Venda dos Correios e da Codesa vai atingir dois mil servidores no Estado

O governo federal anunciou ontem a ampliação do seu programa de privatizações e concessões. No total, 17 empresas fazem parte da lista de desestatizações, que inclui novos projetos e outros que já estavam previstos. Entre eles, estão a Companhia Docas do Espírito Santo (Codesa) e os Correios, o que deve afetar mais de 2 mil servidores no Estado.

O anúncio foi feito no Palácio do Planalto após uma reunião do presidente Jair Bolsonaro com o conselho do Programa de Parcerias de Investimentos (PPI), que reúne as concessões e privatizações.

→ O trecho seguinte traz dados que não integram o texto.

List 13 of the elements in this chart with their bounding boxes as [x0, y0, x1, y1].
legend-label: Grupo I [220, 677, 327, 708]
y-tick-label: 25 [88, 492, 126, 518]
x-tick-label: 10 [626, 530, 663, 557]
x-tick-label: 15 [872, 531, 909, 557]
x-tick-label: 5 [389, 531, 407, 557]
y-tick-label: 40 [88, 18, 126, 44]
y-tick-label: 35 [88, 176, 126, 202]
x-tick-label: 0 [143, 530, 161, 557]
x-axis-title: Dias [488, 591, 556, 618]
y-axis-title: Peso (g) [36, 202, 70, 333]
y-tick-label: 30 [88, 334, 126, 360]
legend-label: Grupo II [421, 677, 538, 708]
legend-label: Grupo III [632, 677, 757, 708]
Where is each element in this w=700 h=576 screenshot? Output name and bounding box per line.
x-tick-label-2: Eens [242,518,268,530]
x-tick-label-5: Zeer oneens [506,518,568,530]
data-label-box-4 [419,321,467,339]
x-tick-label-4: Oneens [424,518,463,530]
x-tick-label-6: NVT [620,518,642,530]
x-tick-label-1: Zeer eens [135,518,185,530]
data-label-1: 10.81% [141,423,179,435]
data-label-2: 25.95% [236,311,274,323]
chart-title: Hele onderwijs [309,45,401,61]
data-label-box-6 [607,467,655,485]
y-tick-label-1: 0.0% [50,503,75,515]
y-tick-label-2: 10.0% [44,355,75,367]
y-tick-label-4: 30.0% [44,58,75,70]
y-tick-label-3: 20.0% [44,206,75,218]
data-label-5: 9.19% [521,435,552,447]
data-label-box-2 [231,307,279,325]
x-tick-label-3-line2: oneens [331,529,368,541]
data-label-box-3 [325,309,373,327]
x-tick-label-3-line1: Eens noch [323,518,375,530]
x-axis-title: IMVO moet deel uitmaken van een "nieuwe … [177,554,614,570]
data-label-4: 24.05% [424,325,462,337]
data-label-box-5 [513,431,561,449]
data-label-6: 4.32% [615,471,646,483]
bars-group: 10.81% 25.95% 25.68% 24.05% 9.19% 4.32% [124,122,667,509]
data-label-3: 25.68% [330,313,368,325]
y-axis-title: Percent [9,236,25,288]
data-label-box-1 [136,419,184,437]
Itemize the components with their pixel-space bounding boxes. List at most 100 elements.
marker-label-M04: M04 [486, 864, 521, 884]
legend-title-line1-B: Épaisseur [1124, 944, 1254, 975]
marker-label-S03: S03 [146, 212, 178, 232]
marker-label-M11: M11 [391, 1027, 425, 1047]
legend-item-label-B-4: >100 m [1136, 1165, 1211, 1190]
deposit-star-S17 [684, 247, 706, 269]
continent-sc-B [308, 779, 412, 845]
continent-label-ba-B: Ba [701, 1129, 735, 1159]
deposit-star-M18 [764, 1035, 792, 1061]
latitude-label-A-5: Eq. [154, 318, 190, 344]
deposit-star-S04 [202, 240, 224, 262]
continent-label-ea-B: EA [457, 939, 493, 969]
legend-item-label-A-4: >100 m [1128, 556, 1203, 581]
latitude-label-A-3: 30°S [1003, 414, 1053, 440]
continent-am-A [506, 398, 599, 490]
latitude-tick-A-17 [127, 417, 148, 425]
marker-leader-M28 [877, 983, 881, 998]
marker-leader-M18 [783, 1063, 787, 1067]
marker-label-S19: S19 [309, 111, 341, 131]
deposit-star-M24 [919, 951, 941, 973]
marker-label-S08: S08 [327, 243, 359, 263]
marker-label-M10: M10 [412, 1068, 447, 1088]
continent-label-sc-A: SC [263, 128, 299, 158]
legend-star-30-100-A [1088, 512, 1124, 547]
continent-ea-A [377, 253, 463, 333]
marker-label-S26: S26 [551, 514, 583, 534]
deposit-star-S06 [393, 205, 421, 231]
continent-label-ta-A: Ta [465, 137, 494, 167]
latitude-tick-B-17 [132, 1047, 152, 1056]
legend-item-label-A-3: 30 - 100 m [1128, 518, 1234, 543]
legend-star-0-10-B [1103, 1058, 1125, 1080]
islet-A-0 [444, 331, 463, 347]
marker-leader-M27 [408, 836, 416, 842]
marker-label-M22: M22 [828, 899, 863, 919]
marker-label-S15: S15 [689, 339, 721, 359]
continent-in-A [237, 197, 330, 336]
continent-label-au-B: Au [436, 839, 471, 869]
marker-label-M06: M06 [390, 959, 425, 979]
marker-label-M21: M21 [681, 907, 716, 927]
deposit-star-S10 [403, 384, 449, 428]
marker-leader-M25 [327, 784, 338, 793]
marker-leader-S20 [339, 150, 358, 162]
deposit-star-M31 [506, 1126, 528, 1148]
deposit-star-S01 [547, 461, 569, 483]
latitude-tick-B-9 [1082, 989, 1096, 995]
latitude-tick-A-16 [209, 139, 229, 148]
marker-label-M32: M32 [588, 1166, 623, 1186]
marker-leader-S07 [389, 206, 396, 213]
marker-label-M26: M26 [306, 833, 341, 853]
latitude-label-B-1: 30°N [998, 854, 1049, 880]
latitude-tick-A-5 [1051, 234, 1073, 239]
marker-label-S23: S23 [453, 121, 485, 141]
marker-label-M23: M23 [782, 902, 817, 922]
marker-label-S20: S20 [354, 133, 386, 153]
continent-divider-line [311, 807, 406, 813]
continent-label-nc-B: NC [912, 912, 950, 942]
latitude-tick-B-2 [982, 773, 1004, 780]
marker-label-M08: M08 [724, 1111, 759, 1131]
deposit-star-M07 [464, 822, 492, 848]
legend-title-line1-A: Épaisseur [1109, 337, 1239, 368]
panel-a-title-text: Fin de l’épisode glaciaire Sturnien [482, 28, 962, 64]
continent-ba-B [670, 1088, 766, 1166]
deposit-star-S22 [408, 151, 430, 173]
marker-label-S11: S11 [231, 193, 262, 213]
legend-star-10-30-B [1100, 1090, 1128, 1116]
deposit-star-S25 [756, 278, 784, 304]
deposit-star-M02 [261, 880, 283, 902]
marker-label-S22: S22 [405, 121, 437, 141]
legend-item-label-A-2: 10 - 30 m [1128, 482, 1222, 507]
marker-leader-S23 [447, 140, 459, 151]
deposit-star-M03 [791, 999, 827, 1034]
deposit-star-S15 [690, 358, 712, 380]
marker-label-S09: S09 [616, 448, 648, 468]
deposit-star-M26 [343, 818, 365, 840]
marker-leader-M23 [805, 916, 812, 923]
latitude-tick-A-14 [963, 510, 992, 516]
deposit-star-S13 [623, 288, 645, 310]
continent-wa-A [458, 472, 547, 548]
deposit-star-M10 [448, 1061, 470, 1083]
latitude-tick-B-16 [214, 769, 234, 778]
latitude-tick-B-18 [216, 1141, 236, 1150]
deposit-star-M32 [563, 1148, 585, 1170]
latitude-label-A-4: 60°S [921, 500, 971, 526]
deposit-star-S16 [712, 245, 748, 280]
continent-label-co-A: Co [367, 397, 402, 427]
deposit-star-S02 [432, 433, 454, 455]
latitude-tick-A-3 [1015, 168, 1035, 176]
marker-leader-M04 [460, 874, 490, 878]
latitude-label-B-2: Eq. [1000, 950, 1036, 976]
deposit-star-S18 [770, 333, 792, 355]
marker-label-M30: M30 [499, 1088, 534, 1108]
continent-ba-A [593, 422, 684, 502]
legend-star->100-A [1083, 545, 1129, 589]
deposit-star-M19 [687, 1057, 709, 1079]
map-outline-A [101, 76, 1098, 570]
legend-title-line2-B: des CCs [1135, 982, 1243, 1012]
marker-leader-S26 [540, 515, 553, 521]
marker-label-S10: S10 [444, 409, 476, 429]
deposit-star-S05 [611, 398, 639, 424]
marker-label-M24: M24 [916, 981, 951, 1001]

Além de oito empresas para as quais já havia previsão de privatização, a exemplo da Codesa, foram incluídas nove ao programa ontem, como os Correios.

O presidente do Sindicato Unificado da Orla Portuária (Suport-ES), Ernani Pereira Pinto, ressaltou que além dos 285 servidores, cerca de mil funcionários avulsos correm o risco de perder o emprego. Paralelo a isso, ele diz que os impactos serão sentidos pela sociedade. “Os preços tendem a aumentar, algumas cargas não serão desembarcadas no Estado, terão que vir por outro modal.”

Contudo, ele frisou que a categoria irá lutar para que a privatização não ocorra, intensificando as conversas no Congresso Nacional, onde o projeto será apreciado. Mas o maior volume de servidores concentra-se nos Correios: são 1.774 empregados efetivos no Estado. No domingo, a categoria faz uma Caminhada em Defesa dos Correios, às 8h30, em Camburi, Vitória.

Estudo

Os estudos para indicar se há condições no mercado para concretizar a venda das estatais serão conduzidos pelo BNDES. A análise também poderá recomendar a manutenção ou extinção da empresa.

Sem falar em prazos, o governo citou outros tipos de concessões. “Incluímos creches, presídios, unidades socioeducativas e parques. Podemos incluir UPAs. Estamos abrindo essas possibilidades”, disse o ministro da Casa Civil, Onyx Lorenzoni.

Segundo Lorenzoni, a carteira do PPI está estimada em R$ 1,3 trilhão em investimentos, e a estimativa do governo é passar para R$ 2 trilhões com o anúncio de hoje.

Líder da bancada federal capixaba defende decisão do governo

O líder da bancada federal capixaba, deputado Josias da Vitória, é defensor das privatizações sob argumento de que isso significa desenvolvimento do País. No caso dos Correios, ele citou os prejuízos que se arrastam há anos. “É certo que não precisa dar lucro, mas não há possibilidade de manter uma empresa que dá prejuízo.”

Ele também falou sobre a situação dos portos. “Eles não precisam ser públicos. O funcionário vai defender ser servidor público, mas precisamos pensar coletivamente”.

Para o líder da bancada, haverá resistência de alguns parlamentares. “O Congresso tem pautado ações que, no futuro, vão desdobrar em um ambiente muito melhor para negócios, com geração de renda, muito mais empregos.”

Governador

Durante o Fórum IEL Gestão 2019, ontem, o governador Renato Casagrande declarou à imprensa que espera que a Codesa se torne mais capaz de atender as necessidades do Estado e que o novo modelo de gestão atenda também as operações de menor escala, atendendo a todos, sem exclusão.